Digital Twin for Takamul Smart Technologies
Takamul Smart Technologies is a Saudi Arabian IT integrator and is developing a smart maintenance platform. They are currently piloting this platform for a big gas processing plant. The control of such a processing plants can be quite tricky, with many control valves (and flares) and many elements influencing the process. In order to make the control easier and see potential issues coming sooner, we developed two digital twins for the plant.
At first we focused on the main gas compressor. Industrial gas compressors have operating characteristics and safety systems in-place which shut down the compressor in case of unsafe conditions, such as an almost surging or stalling compressor. Historical data of various vibration, pressure, flow and temperature sensors of the compressor was available of many years. We used this to make predict pressure deviations, one of the main indicators for an upcoming surge or stall, 30 minutes ahead of time.
Secondly, we pointed our Automated Machine Learning towards a multitude of cooling towers. Gas is pumped through these towers to decrease the temperature after compression. The pumps are driven by a small turbine, and the temperatures of those turbines can reach critical levels where wear & tear speed increases significantly.
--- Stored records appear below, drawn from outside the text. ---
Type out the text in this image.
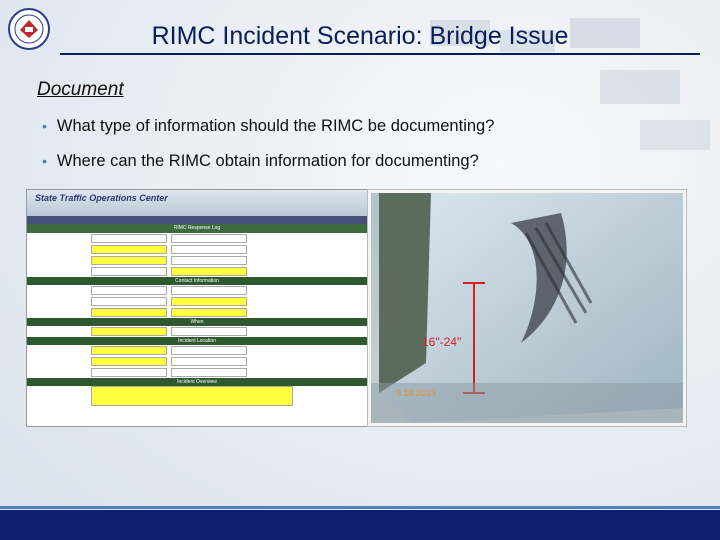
RIMC Incident Scenario: Bridge Issue
Document
• What type of information should the RIMC be documenting?
• Where can the RIMC obtain information for documenting?
State Traffic Operations Center
RIMC Response Log
Contact Information
When
Incident Location
Incident Overview
16"-24"
9.18.2013
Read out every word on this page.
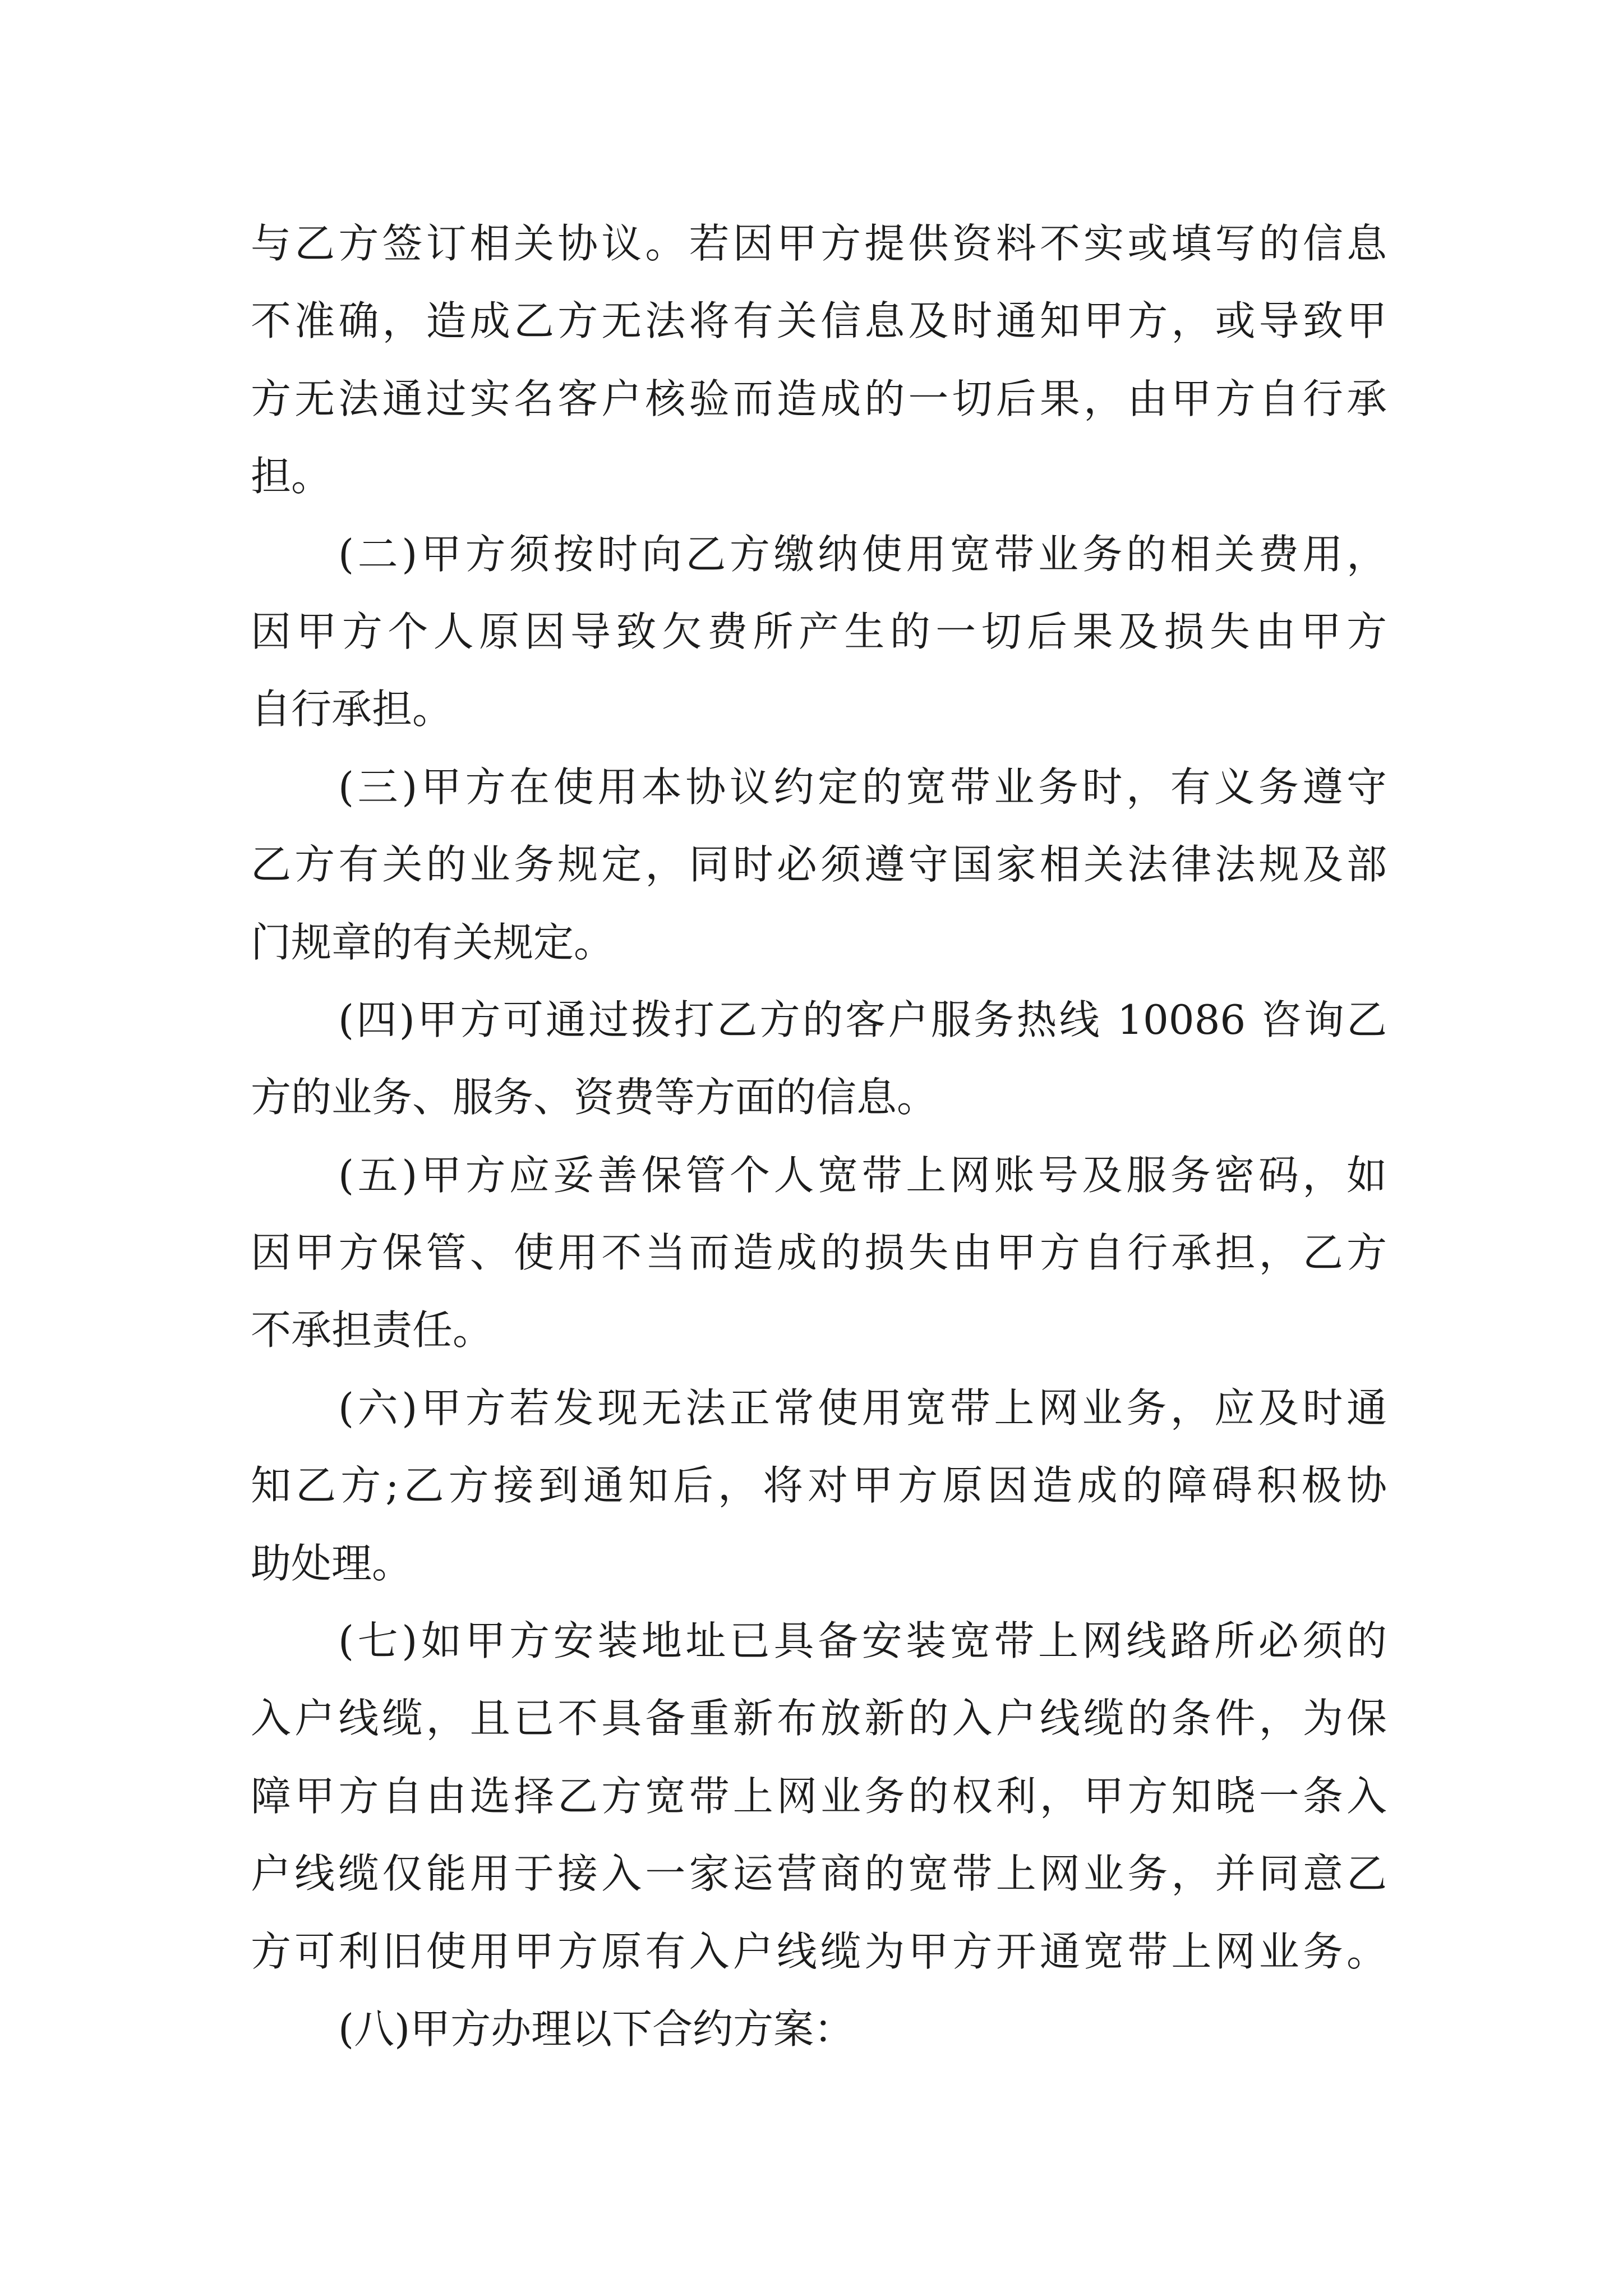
与乙方签订相关协议。若因甲方提供资料不实或填写的信息
不准确，造成乙方无法将有关信息及时通知甲方，或导致甲
方无法通过实名客户核验而造成的一切后果，由甲方自行承
担。
(二)甲方须按时向乙方缴纳使用宽带业务的相关费用，
因甲方个人原因导致欠费所产生的一切后果及损失由甲方
自行承担。
(三)甲方在使用本协议约定的宽带业务时，有义务遵守
乙方有关的业务规定，同时必须遵守国家相关法律法规及部
门规章的有关规定。
(四)甲方可通过拨打乙方的客户服务热线 10086 咨询乙
方的业务、服务、资费等方面的信息。
(五)甲方应妥善保管个人宽带上网账号及服务密码，如
因甲方保管、使用不当而造成的损失由甲方自行承担，乙方
不承担责任。
(六)甲方若发现无法正常使用宽带上网业务，应及时通
知乙方;乙方接到通知后，将对甲方原因造成的障碍积极协
助处理。
(七)如甲方安装地址已具备安装宽带上网线路所必须的
入户线缆，且已不具备重新布放新的入户线缆的条件，为保
障甲方自由选择乙方宽带上网业务的权利，甲方知晓一条入
户线缆仅能用于接入一家运营商的宽带上网业务，并同意乙
方可利旧使用甲方原有入户线缆为甲方开通宽带上网业务。
(八)甲方办理以下合约方案：
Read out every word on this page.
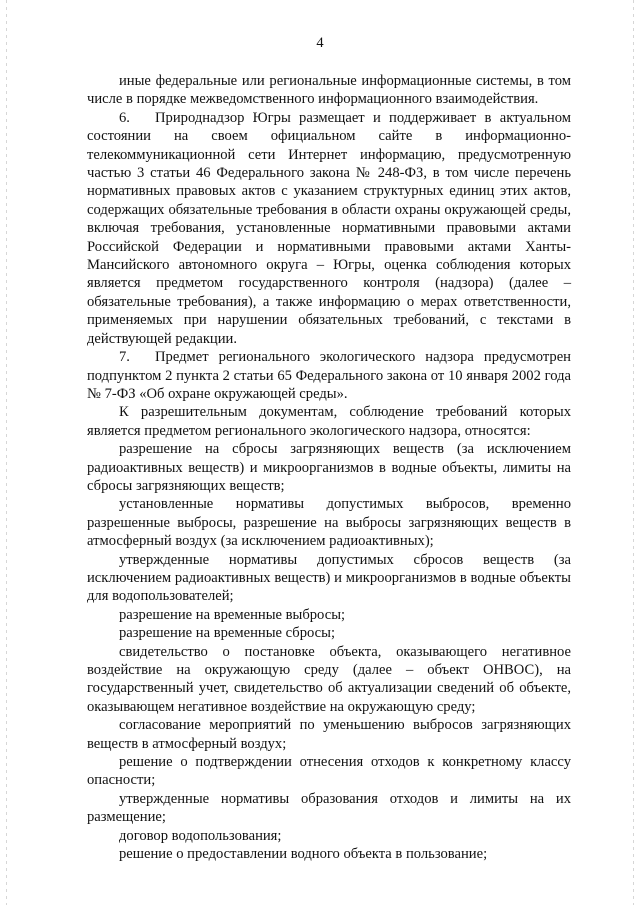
4

иные федеральные или региональные информационные системы, в том числе в порядке межведомственного информационного взаимодействия.

6. Природнадзор Югры размещает и поддерживает в актуальном состоянии на своем официальном сайте в информационно-телекоммуникационной сети Интернет информацию, предусмотренную частью 3 статьи 46 Федерального закона № 248-ФЗ, в том числе перечень нормативных правовых актов с указанием структурных единиц этих актов, содержащих обязательные требования в области охраны окружающей среды, включая требования, установленные нормативными правовыми актами Российской Федерации и нормативными правовыми актами Ханты-Мансийского автономного округа – Югры, оценка соблюдения которых является предметом государственного контроля (надзора) (далее – обязательные требования), а также информацию о мерах ответственности, применяемых при нарушении обязательных требований, с текстами в действующей редакции.

7. Предмет регионального экологического надзора предусмотрен подпунктом 2 пункта 2 статьи 65 Федерального закона от 10 января 2002 года № 7-ФЗ «Об охране окружающей среды».

К разрешительным документам, соблюдение требований которых является предметом регионального экологического надзора, относятся:

разрешение на сбросы загрязняющих веществ (за исключением радиоактивных веществ) и микроорганизмов в водные объекты, лимиты на сбросы загрязняющих веществ;

установленные нормативы допустимых выбросов, временно разрешенные выбросы, разрешение на выбросы загрязняющих веществ в атмосферный воздух (за исключением радиоактивных);

утвержденные нормативы допустимых сбросов веществ (за исключением радиоактивных веществ) и микроорганизмов в водные объекты для водопользователей;

разрешение на временные выбросы;

разрешение на временные сбросы;

свидетельство о постановке объекта, оказывающего негативное воздействие на окружающую среду (далее – объект ОНВОС), на государственный учет, свидетельство об актуализации сведений об объекте, оказывающем негативное воздействие на окружающую среду;

согласование мероприятий по уменьшению выбросов загрязняющих веществ в атмосферный воздух;

решение о подтверждении отнесения отходов к конкретному классу опасности;

утвержденные нормативы образования отходов и лимиты на их размещение;

договор водопользования;

решение о предоставлении водного объекта в пользование;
It is therefore important to ensure operating temperatures below these critical levels by for example adjusting the mass flow through the tower. From the same database, we were able to collect many years of operating data. We developed various models to predict temperatures and vibrations in the pump & turbine 20 minutes ahead of time.
Together with Takamul, we integrated our machine learning models directly into the platform. The process engineers are stoked about the predictions as it allows them more time to act instead of constantly react.